Reading tips: from safari stories to wildlife portraits

The recent safari stories below give young budding rangers a spontaneous sense of adventure. Or dream away with the intense wildlife portraits of photographer Lars Beusker.

Text: Angelique van Os

Safari story The fantastic five

Noor and Mans are determined: they must see the Big Five during their first safari. The ranger explains to them that they have to pay close attention to spot all the animals. Noor sees them one by one: the buffalo that will live a long time sings with balloons on its horns and lights in a hundred colors. And the lion combing his hair with a pink glitter comb. But Mans has an eye for completely different things that they encounter along the way. There is no shortage of imagination in this cheerful picture book by author Annemarie van der Eem and illustrator Dorien Bouwers. We are sure that little budding rangers will recognize the fantastic five when they go on safari themselves.

Price: €14,99 | 4+ | Lemniscaat


Safari Story All the animals were sleeping

While all the animals of the Serengeti fall asleep at dusk, a small mongoose is just setting off; looking for his lair. He passes all kinds of animals: giraffes, zebras, elephants, monkeys, saddle-billed cows, cheetahs and even a monitor lizard. He walks the savannah in all its guises: across vast fields, through the wet swamp and past acia trees.

All the Animals Were Sleeping is a lovely bedtime book written by Clare Helen Welsh. And framed with beautiful and dreamy illustrations by Jenny Løvlie. At the back of the book all animals are highlighted with a short description.

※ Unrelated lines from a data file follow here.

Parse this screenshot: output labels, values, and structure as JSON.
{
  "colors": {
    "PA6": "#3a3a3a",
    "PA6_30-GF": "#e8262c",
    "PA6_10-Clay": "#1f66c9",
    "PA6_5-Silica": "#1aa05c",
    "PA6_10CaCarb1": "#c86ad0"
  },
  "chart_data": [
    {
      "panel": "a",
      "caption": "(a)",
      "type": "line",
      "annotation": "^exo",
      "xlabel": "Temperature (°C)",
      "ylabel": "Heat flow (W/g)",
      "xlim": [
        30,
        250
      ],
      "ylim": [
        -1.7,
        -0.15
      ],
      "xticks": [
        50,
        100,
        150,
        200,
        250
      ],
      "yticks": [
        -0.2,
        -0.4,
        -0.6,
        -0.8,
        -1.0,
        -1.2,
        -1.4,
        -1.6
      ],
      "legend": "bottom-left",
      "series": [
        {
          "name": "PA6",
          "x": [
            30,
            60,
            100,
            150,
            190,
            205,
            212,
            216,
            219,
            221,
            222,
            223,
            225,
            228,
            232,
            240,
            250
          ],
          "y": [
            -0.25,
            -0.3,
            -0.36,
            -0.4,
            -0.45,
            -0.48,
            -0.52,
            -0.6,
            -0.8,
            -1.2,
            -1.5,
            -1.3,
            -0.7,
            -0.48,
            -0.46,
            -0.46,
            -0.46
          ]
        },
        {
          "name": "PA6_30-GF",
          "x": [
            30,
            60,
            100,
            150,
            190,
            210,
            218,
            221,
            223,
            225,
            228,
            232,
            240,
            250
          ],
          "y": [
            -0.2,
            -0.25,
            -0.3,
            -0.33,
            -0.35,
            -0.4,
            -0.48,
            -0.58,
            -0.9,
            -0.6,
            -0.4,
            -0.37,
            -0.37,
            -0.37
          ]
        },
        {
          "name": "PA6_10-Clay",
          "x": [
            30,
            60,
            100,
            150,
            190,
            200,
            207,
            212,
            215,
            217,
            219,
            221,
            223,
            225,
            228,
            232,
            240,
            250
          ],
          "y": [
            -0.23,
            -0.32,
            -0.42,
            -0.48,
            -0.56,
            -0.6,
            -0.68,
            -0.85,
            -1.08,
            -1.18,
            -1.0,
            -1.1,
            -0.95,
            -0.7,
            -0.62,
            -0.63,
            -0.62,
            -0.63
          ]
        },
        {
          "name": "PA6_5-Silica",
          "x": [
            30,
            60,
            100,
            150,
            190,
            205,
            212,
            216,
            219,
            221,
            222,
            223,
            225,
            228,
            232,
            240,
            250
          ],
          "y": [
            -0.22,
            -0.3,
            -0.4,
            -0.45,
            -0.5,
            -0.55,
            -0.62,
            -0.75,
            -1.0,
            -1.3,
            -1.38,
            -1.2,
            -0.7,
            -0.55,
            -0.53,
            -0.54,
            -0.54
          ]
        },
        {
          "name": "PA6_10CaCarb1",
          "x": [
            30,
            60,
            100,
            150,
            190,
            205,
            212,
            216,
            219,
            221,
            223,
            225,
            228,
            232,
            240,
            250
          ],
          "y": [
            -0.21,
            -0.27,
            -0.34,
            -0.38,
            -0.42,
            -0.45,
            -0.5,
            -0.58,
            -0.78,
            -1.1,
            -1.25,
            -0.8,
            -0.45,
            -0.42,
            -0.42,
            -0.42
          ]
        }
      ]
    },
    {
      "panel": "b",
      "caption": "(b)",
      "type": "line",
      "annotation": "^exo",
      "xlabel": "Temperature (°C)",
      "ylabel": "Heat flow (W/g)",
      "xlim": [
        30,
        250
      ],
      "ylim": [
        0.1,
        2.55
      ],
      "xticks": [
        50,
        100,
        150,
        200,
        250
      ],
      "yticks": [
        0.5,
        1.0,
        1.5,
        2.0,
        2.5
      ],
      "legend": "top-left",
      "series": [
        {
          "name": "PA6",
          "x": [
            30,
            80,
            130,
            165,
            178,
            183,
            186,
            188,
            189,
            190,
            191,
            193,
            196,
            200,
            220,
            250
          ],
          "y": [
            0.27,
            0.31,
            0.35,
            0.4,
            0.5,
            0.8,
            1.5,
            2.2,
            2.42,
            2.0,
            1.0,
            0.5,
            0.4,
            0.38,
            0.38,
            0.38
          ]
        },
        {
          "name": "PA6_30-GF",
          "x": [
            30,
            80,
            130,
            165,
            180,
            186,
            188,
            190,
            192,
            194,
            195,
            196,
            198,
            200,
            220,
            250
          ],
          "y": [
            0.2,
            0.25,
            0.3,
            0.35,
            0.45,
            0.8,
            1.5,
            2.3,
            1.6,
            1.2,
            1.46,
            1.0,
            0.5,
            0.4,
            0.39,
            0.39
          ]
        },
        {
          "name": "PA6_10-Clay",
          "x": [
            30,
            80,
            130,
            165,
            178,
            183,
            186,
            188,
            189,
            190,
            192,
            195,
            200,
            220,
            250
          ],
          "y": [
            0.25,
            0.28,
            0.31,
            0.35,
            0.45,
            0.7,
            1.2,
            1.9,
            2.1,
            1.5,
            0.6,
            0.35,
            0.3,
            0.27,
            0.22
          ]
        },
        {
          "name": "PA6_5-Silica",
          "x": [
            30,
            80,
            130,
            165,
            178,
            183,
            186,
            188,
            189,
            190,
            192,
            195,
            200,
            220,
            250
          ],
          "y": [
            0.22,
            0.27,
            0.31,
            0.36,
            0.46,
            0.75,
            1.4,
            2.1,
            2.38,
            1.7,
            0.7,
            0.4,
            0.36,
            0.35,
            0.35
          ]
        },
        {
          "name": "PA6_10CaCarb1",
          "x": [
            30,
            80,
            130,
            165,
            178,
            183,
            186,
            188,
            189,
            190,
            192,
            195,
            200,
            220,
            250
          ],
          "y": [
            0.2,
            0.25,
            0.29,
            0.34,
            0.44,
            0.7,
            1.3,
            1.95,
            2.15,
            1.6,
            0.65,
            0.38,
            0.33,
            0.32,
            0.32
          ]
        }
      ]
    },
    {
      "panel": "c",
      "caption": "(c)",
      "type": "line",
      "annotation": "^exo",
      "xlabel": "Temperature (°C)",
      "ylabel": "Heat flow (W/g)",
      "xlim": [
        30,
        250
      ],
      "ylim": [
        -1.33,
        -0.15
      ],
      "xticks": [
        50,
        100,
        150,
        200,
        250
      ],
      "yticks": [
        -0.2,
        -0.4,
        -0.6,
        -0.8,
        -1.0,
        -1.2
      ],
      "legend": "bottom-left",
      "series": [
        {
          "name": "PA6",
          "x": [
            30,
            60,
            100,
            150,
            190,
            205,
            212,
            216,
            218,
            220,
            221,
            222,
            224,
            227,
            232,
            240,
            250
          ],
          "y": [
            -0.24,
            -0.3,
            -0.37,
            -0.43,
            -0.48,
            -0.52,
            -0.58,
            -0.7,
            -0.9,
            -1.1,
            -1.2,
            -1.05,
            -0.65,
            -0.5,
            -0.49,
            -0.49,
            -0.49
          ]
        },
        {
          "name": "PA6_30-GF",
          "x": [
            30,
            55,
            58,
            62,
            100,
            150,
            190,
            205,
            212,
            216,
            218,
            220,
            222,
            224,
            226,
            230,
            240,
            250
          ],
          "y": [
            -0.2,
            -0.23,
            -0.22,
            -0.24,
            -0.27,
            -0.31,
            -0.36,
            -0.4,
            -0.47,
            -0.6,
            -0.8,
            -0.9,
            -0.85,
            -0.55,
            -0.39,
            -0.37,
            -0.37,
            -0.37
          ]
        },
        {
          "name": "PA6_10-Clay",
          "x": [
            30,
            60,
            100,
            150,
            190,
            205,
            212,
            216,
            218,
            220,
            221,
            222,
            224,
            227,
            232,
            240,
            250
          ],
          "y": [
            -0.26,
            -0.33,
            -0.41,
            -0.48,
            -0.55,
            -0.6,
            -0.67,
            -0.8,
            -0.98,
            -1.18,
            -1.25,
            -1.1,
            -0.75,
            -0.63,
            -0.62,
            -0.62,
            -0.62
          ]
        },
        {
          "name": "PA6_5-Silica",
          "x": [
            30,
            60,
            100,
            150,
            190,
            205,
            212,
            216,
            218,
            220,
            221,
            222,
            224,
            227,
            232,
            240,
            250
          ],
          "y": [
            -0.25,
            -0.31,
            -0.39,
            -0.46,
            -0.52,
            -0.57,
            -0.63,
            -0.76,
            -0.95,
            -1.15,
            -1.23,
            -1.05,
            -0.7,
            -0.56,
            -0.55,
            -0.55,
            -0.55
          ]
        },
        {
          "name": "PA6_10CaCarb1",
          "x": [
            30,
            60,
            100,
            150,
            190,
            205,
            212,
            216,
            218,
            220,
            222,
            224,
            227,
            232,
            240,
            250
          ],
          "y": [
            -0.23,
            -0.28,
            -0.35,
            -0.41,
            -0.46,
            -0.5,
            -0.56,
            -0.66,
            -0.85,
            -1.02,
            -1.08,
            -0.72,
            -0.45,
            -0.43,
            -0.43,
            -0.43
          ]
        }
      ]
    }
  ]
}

Price: € €14,99 |Lemniscaat | 4+

What is not in your parents’ safari guide

One of my favorite safari guides for kids is What is Not in Your Parents’ Safari Guide, by Joukje Akveld with images by Ariadne van Zanbergen. This handy and funny book was published by Gottmer in 2020 and is full of safari facts and animal knowledge about life on the savannah.

Even more previously published safari picture books that are worth discovering:

  • The Great Trek, about the famous African migration by Jonny Marx and Hanako Clulow (Veltman Uitgevers, 2020)
  • Spot Poop, with which everyone learns how to recognize animals by their poop and tracks. Handy to impress the rangers and guides. By Andy Seed and Claire Almon (Lemniscaat, 2019).
  • Do bears live in Africa?, about a little girl who loses her bear and the Masai boy Maalik by Satomi Ichikawa (Christofoor, 2010)


Photography: Look into my Eyes

In the coffee table book Look into my Eyes, nature photographer Lars Beusker shows a selection of his most beautiful wildlife portraits with around 180 black-and-white photos. Beusker’s photos are intense, almost hypnotic. Personal too and very detailed. He has been exhibiting worldwide for years and enthusiasts see his work as collector’s items because there is only an edition of ten available per image. Like renowned colleagues Nick Brandt, Sebastiao Salgado, Frans Lanting and Laurent Baheux, Beusker has the gift of providing a glimpse into the soul of animals. He achieves this by using short focal lengths, approaching his models in their natural environment up to a distance of two meters. He consciously seeks the animal’s attention and captures this moment with his camera. In addition to portraits, this beautiful book also contains many overview and landscape photos of the savannah of Southern Africa.

Price: €70 | teNeues | Hard cover| 224 pages.